As the House acts, the Senate remains silent.  Its leader, Democrat Harry Reid, has shrugged off the concept of his chamber offering a fiscal blueprint, even labeling the idea "foolish."  Democrats on the Senate Budget Committee claim they've patched together a broad outline (which reportedly includes $2.8 Trillion in tax increases and nearly $1 Trillion in defense cuts), but for now, this alleged budget remains a phantom.  Senate Republicans have become increasingly exasperated with the Democrat majority's inaction, and a number of GOP Senators are resorting to parliamentary tactics to pressure their colleagues into obeying the law.  As I reported last week, Sen. Jeff Sessions is spearheading an effort to raise 'point of order' objections to every single appropriations bill that reaches the Senate floor until Democrats introduce a tangible, score-able budget:


The ranking Republican on the Senate Budget Committee, Jeff Sessions, has reached the end of his rope, and has announced his intention to obstruct any and all appropriations (ie, spending) bills in the Senate until an actual budget is offered.  The details are a bit arcane, but basically, Sessions is pledging to raise a point of order every single time an appropriations bill is raised on the floor.  This would require a 60-vote majority to set aside his objection, and the time he'd be granted to address point of order is unlimited.  In other words, he could launch "old school" filibusters to rip Democrats for their failure to follow the law and produce a budget.


Sessions followed through on this threat on Friday, and was joined by a number of his Republican colleagues in a colloquy aimed at drawing attention to their opponents' sustained shirking.  I'm told several GOP members will sustain this strategy this week.  Watch as a coterie of Senate Republicans excoriates Democrats for their irresponsibility and, frankly, political cowardice:
 


Americans are increasingly fed up with Washington's paralysis and arrogance in the face of real and mounting threats to our fiscal well-being.  Sadly, Harry Reid's Senate has emerged as ground zero of Beltway dysfunction.

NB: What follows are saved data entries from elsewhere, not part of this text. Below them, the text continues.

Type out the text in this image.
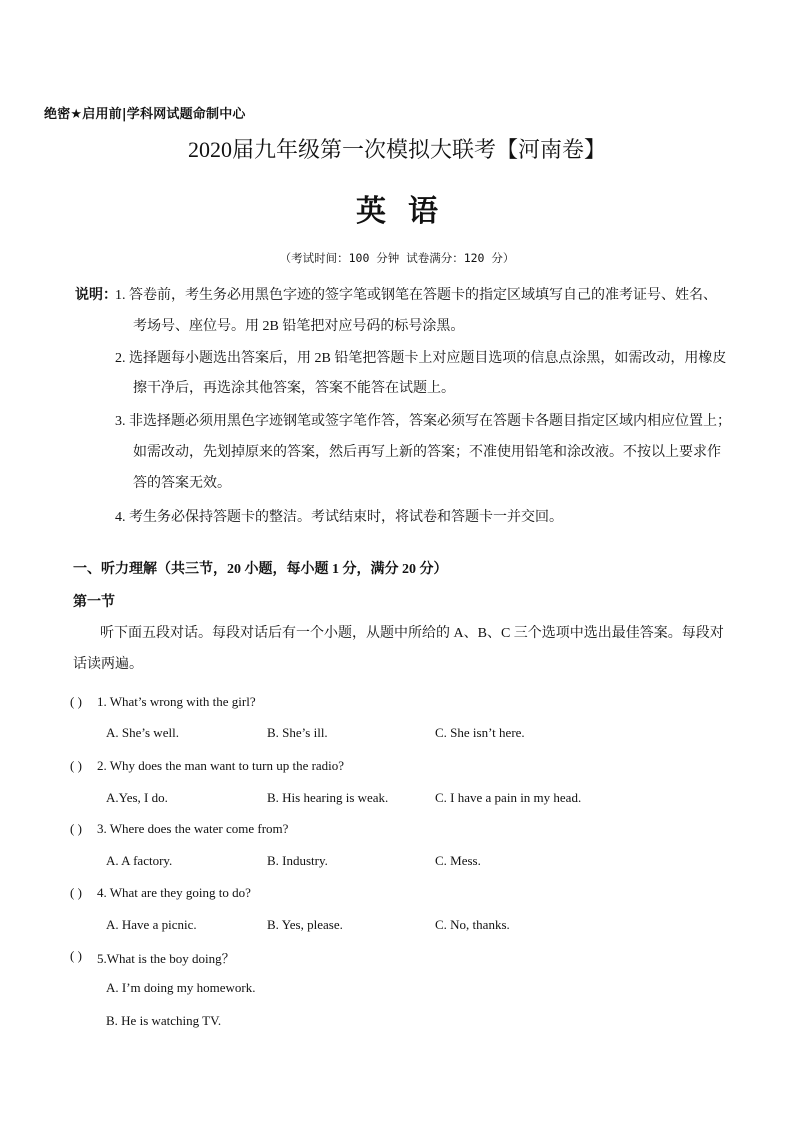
绝密★启用前|学科网试题命制中心
2020届九年级第一次模拟大联考【河南卷】
英语
（考试时间：100 分钟 试卷满分：120 分）
说明：
1. 答卷前，考生务必用黑色字迹的签字笔或钢笔在答题卡的指定区域填写自己的准考证号、姓名、
考场号、座位号。用 2B 铅笔把对应号码的标号涂黑。
2. 选择题每小题选出答案后，用 2B 铅笔把答题卡上对应题目选项的信息点涂黑，如需改动，用橡皮
擦干净后，再选涂其他答案，答案不能答在试题上。
3. 非选择题必须用黑色字迹钢笔或签字笔作答，答案必须写在答题卡各题目指定区域内相应位置上；
如需改动，先划掉原来的答案，然后再写上新的答案；不准使用铅笔和涂改液。不按以上要求作
答的答案无效。
4. 考生务必保持答题卡的整洁。考试结束时，将试卷和答题卡一并交回。
一、听力理解（共三节，20 小题，每小题 1 分，满分 20 分）
第一节
听下面五段对话。每段对话后有一个小题，从题中所给的 A、B、C 三个选项中选出最佳答案。每段对
话读两遍。
( ) 1. What’s wrong with the girl?
A. She’s well.	B. She’s ill.	C. She isn’t here.
( ) 2. Why does the man want to turn up the radio?
A.Yes, I do.	B. His hearing is weak.	C. I have a pain in my head.
( ) 3. Where does the water come from?
A. A factory.	B. Industry.	C. Mess.
( ) 4. What are they going to do?
A. Have a picnic.	B. Yes, please.	C. No, thanks.
( ) 5.What is the boy doing？
A. I’m doing my homework.
B. He is watching TV.
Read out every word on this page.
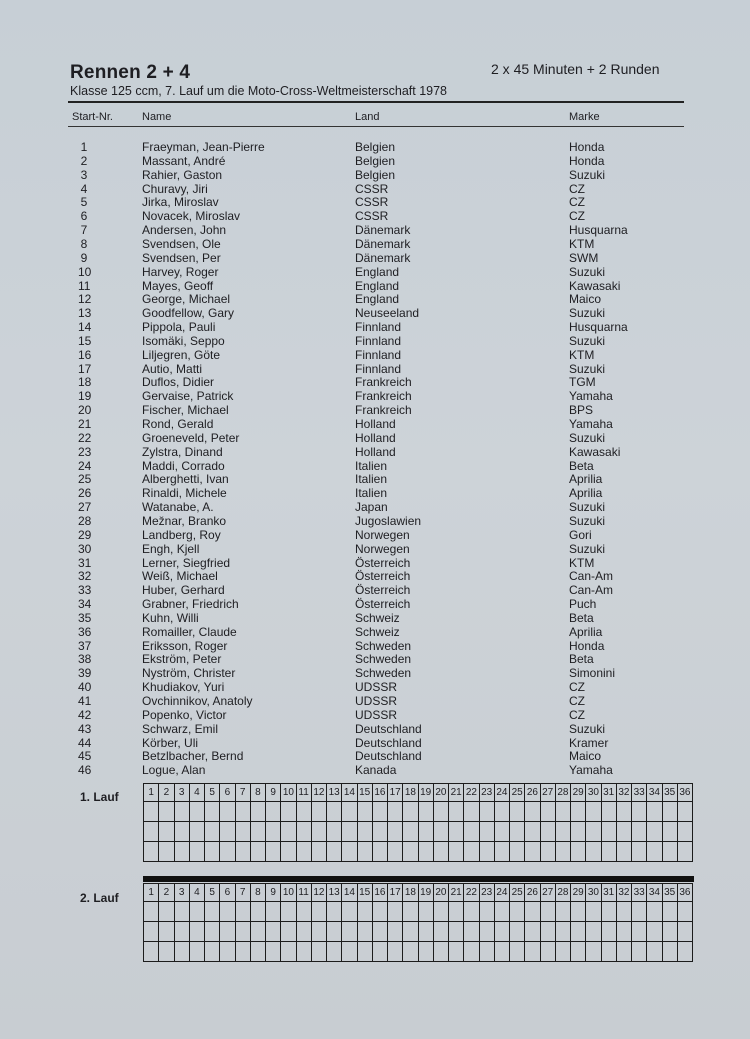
Rennen 2 + 4	2 x 45 Minuten + 2 Runden
Klasse 125 ccm, 7. Lauf um die Moto-Cross-Weltmeisterschaft 1978
Start-Nr.	Name	Land	Marke
1	Fraeyman, Jean-Pierre	Belgien	Honda
2	Massant, André	Belgien	Honda
3	Rahier, Gaston	Belgien	Suzuki
4	Churavy, Jiri	CSSR	CZ
5	Jirka, Miroslav	CSSR	CZ
6	Novacek, Miroslav	CSSR	CZ
7	Andersen, John	Dänemark	Husquarna
8	Svendsen, Ole	Dänemark	KTM
9	Svendsen, Per	Dänemark	SWM
10	Harvey, Roger	England	Suzuki
11	Mayes, Geoff	England	Kawasaki
12	George, Michael	England	Maico
13	Goodfellow, Gary	Neuseeland	Suzuki
14	Pippola, Pauli	Finnland	Husquarna
15	Isomäki, Seppo	Finnland	Suzuki
16	Liljegren, Göte	Finnland	KTM
17	Autio, Matti	Finnland	Suzuki
18	Duflos, Didier	Frankreich	TGM
19	Gervaise, Patrick	Frankreich	Yamaha
20	Fischer, Michael	Frankreich	BPS
21	Rond, Gerald	Holland	Yamaha
22	Groeneveld, Peter	Holland	Suzuki
23	Zylstra, Dinand	Holland	Kawasaki
24	Maddi, Corrado	Italien	Beta
25	Alberghetti, Ivan	Italien	Aprilia
26	Rinaldi, Michele	Italien	Aprilia
27	Watanabe, A.	Japan	Suzuki
28	Mežnar, Branko	Jugoslawien	Suzuki
29	Landberg, Roy	Norwegen	Gori
30	Engh, Kjell	Norwegen	Suzuki
31	Lerner, Siegfried	Österreich	KTM
32	Weiß, Michael	Österreich	Can-Am
33	Huber, Gerhard	Österreich	Can-Am
34	Grabner, Friedrich	Österreich	Puch
35	Kuhn, Willi	Schweiz	Beta
36	Romailler, Claude	Schweiz	Aprilia
37	Eriksson, Roger	Schweden	Honda
38	Ekström, Peter	Schweden	Beta
39	Nyström, Christer	Schweden	Simonini
40	Khudiakov, Yuri	UDSSR	CZ
41	Ovchinnikov, Anatoly	UDSSR	CZ
42	Popenko, Victor	UDSSR	CZ
43	Schwarz, Emil	Deutschland	Suzuki
44	Körber, Uli	Deutschland	Kramer
45	Betzlbacher, Bernd	Deutschland	Maico
46	Logue, Alan	Kanada	Yamaha
1. Lauf	1	2	3	4	5	6	7	8	9	10	11	12	13	14	15	16	17	18	19	20	21	22	23	24	25	26	27	28	29	30	31	32	33	34	35	36

2. Lauf	1	2	3	4	5	6	7	8	9	10	11	12	13	14	15	16	17	18	19	20	21	22	23	24	25	26	27	28	29	30	31	32	33	34	35	36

UPDATE - The incomparable Mark Steyn plants his finger directly on Washington's clogged competence artery, declaring it "surreal and unnerving:"


There is something surreal and unnerving about the so-called “debt ceiling” negotiations staggering on in Washington. In the real world, negotiations on an increase in one’s debt limit are conducted between the borrower and the lender. Only in Washington is a debt increase negotiated between two groups of borrowers.

Actually, it’s more accurate to call them two groups of spenders. On the one side are Obama and the Democrats, who in a negotiation supposedly intended to reduce American indebtedness are (surprise!) proposing massive increasing in spending (an extra $33 billion for Pell Grants, for example). The Democrat position is: You guys always complain that we spend spend spend like there’s (what’s the phrase again?) no tomorrow, so be grateful that we’re now proposing to spend spend spend spend like there’s no this evening.

On the other side are the Republicans, who are the closest anybody gets to representing, albeit somewhat tentatively and less than fullthroatedly, the actual borrowers — that’s to say, you and your children and grandchildren. But in essence the spenders are negotiating among themselves how much debt they’re going to burden you with. It’s like you and your missus announcing you’ve set your new credit limit at $1.3 million, and then telling the bank to send demands for repayment to Mr. and Mrs. Smith’s kindergartner next door.